Q3. What's the collective noun for a group of penguins?

Q4. Vinod Valloppillil of Microsoft certainly said quite a few flattering things about Linux:

“Linux represents a best-of-breed UNIX that is trusted in mission-critical applications.”

“Linux has been deployed in mission-critical environments with an excellent pool of public testimonials.”

“I previously had IE4/NT4 on the same box, and by comparison the combination of Linux/Navigator ran at least 30-40% faster when rendering simple HTML + graphics.”

Where did Vinod Valloppillil make these flattering comments about Linux?
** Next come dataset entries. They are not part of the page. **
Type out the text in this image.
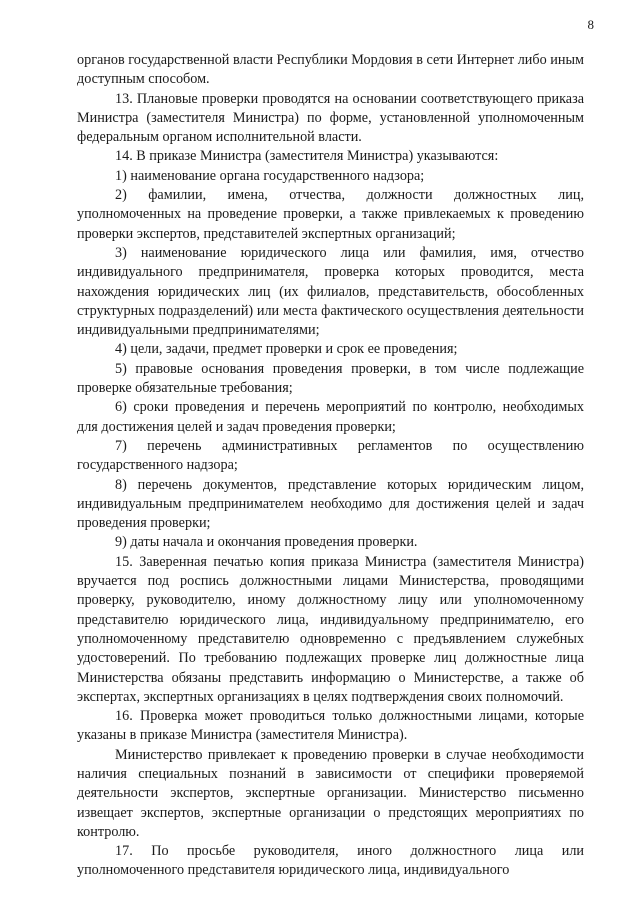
8

органов государственной власти Республики Мордовия в сети Интернет либо иным доступным способом.

13. Плановые проверки проводятся на основании соответствующего приказа Министра (заместителя Министра) по форме, установленной уполномоченным федеральным органом исполнительной власти.

14. В приказе Министра (заместителя Министра) указываются:

1) наименование органа государственного надзора;

2) фамилии, имена, отчества, должности должностных лиц, уполномоченных на проведение проверки, а также привлекаемых к проведению проверки экспертов, представителей экспертных организаций;

3) наименование юридического лица или фамилия, имя, отчество индивидуального предпринимателя, проверка которых проводится, места нахождения юридических лиц (их филиалов, представительств, обособленных структурных подразделений) или места фактического осуществления деятельности индивидуальными предпринимателями;

4) цели, задачи, предмет проверки и срок ее проведения;

5) правовые основания проведения проверки, в том числе подлежащие проверке обязательные требования;

6) сроки проведения и перечень мероприятий по контролю, необходимых для достижения целей и задач проведения проверки;

7) перечень административных регламентов по осуществлению государственного надзора;

8) перечень документов, представление которых юридическим лицом, индивидуальным предпринимателем необходимо для достижения целей и задач проведения проверки;

9) даты начала и окончания проведения проверки.

15. Заверенная печатью копия приказа Министра (заместителя Министра) вручается под роспись должностными лицами Министерства, проводящими проверку, руководителю, иному должностному лицу или уполномоченному представителю юридического лица, индивидуальному предпринимателю, его уполномоченному представителю одновременно с предъявлением служебных удостоверений. По требованию подлежащих проверке лиц должностные лица Министерства обязаны представить информацию о Министерстве, а также об экспертах, экспертных организациях в целях подтверждения своих полномочий.

16. Проверка может проводиться только должностными лицами, которые указаны в приказе Министра (заместителя Министра).

Министерство привлекает к проведению проверки в случае необходимости наличия специальных познаний в зависимости от специфики проверяемой деятельности экспертов, экспертные организации. Министерство письменно извещает экспертов, экспертные организации о предстоящих мероприятиях по контролю.

17. По просьбе руководителя, иного должностного лица или уполномоченного представителя юридического лица, индивидуального
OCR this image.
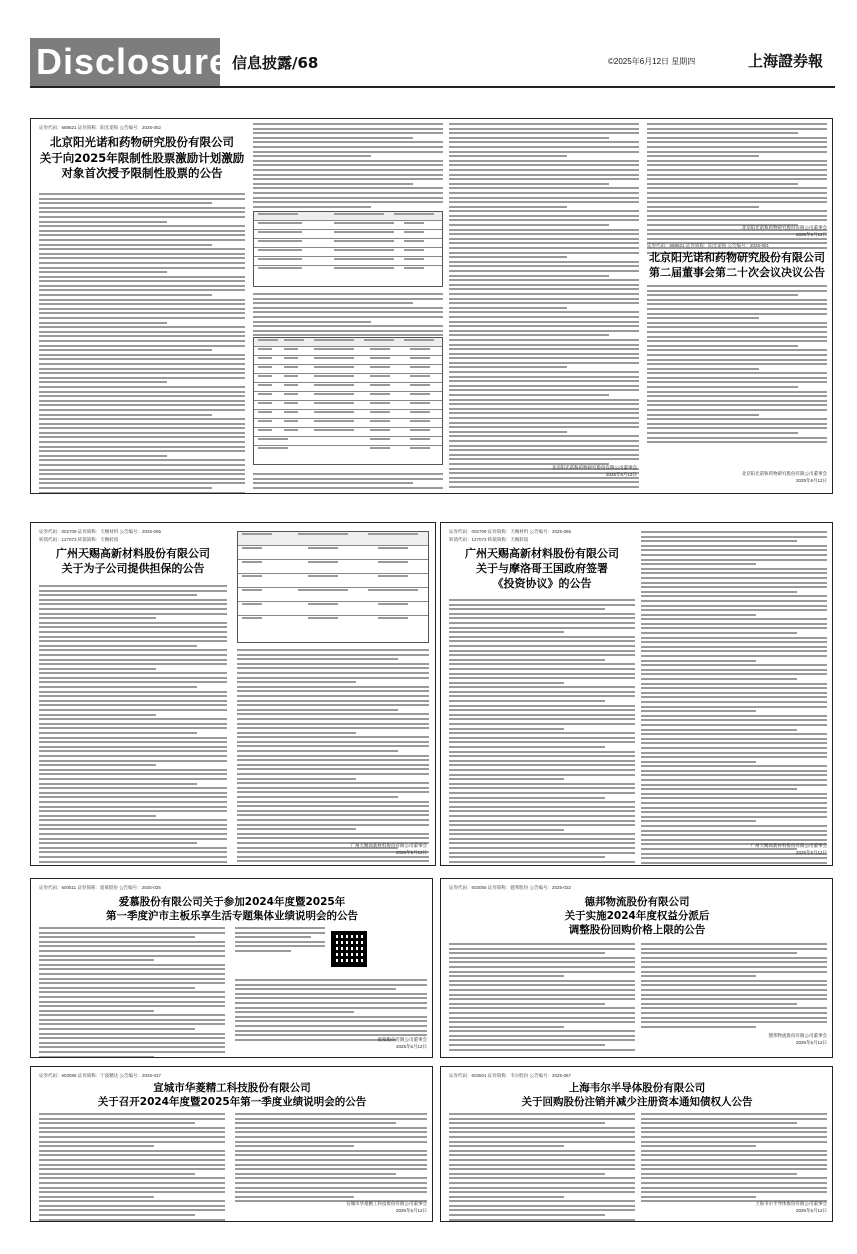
Disclosure 信息披露/68	©2025年6月12日 星期四	上海證券報
证券代码：688621 证券简称：阳光诺和 公告编号：2025-052
北京阳光诺和药物研究股份有限公司
关于向2025年限制性股票激励计划激励
对象首次授予限制性股票的公告
北京阳光诺和药物研究股份有限公司董事会
2025年6月12日
北京阳光诺和药物研究股份有限公司董事会
2025年6月12日
证券代码：688621 证券简称：阳光诺和 公告编号：2025-051
北京阳光诺和药物研究股份有限公司
第二届董事会第二十次会议决议公告
北京阳光诺和药物研究股份有限公司董事会
2025年6月12日
证券代码：002709 证券简称：天赐材料 公告编号：2025-065
转债代码：127073 转债简称：天赐转债
广州天赐高新材料股份有限公司
关于为子公司提供担保的公告
广州天赐高新材料股份有限公司董事会
2025年6月12日
证券代码：002709 证券简称：天赐材料 公告编号：2025-066
转债代码：127073 转债简称：天赐转债
广州天赐高新材料股份有限公司
关于与摩洛哥王国政府签署
《投资协议》的公告
广州天赐高新材料股份有限公司董事会
2025年6月12日
证券代码：600511 证券简称：爱慕股份 公告编号：2025-025
爱慕股份有限公司关于参加2024年度暨2025年
第一季度沪市主板乐享生活专题集体业绩说明会的公告
爱慕股份有限公司董事会
2025年6月12日
证券代码：603056 证券简称：德邦股份 公告编号：2025-032
德邦物流股份有限公司
关于实施2024年度权益分派后
调整股份回购价格上限的公告
德邦物流股份有限公司董事会
2025年6月12日
证券代码：603088 证券简称：宁波精达 公告编号：2025-037
宣城市华菱精工科技股份有限公司
关于召开2024年度暨2025年第一季度业绩说明会的公告
宣城市华菱精工科技股份有限公司董事会
2025年6月12日
证券代码：603501 证券简称：韦尔股份 公告编号：2025-067
上海韦尔半导体股份有限公司
关于回购股份注销并减少注册资本通知债权人公告
上海韦尔半导体股份有限公司董事会
2025年6月12日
Q5. We all know Linus was studying at the Department of Computer Sciences, University of Helsinki when he started working on Linux. But what is Linus' mother tongue?

Q6. Ray Tomlinson, a scientist working at BBN, Cambridge achieved a unique distinction in 1971. What was it?

Q7. A word origin question: William Gibson, in his famous novel Necromancer, coined a word that has become very popular. What word?

Q8. What is Linus Torvalds' middle name?

Q9. Which application is Linux Journal talking about when it says “You know your program has caught on when people start to use its name as a verb”? Later in the same article LJ says, “It's no coincidence that the spread of this application has coincided with Linux distributions finally paring down the menu of potentially exploitable services offered by default.”

Q10. The author of this seminal work ends his acknowledgements with “and AT&T Bell Labs for firing me and making this all possible”. While talking about this book, Wired magazine says, “The book the National Security Agency never wanted to be published.” Too many clues already, but name the book and author.

questions and answers.


A1. Linus Torvalds—check it out at www.cs.helsinki.fi/~torvalds.

A2. Craig Mundie, Microsoft Senior Vice President.

A3. A waddle of penguins or a raft of penguins. A group of penguins in water is called a “raft of penguins”, while a group on ice is called a “waddle of penguins”. This was decided at the 4th International Penguin Conference in Chile in September 2000.

A4. In the (in)famous Halloween Documents. In case you haven't heard of the Halloween documents, go to www.opensource.org/halloween/halloween1.html.

A5. Though Linus grew up in Helsinki, the capital of Finland, his mother tongue is Swedish. Finland has a significant Swedish-speaking population and they call themselves finlandssvensk.

A6. He sent the world's first network e-mail. And according to him, the first e-mail most probably was something as innocuous as QUERTYIOP.

A7. Cyberspace.

A8. Benedict.

A9. Fyodor's Nmap. The article is the Editors' Choice Awards [December 2002 issue of LJ, /article/5525], and Nmap was judged the best security tool.

A10. Applied Cryptography by Bruce Schneier.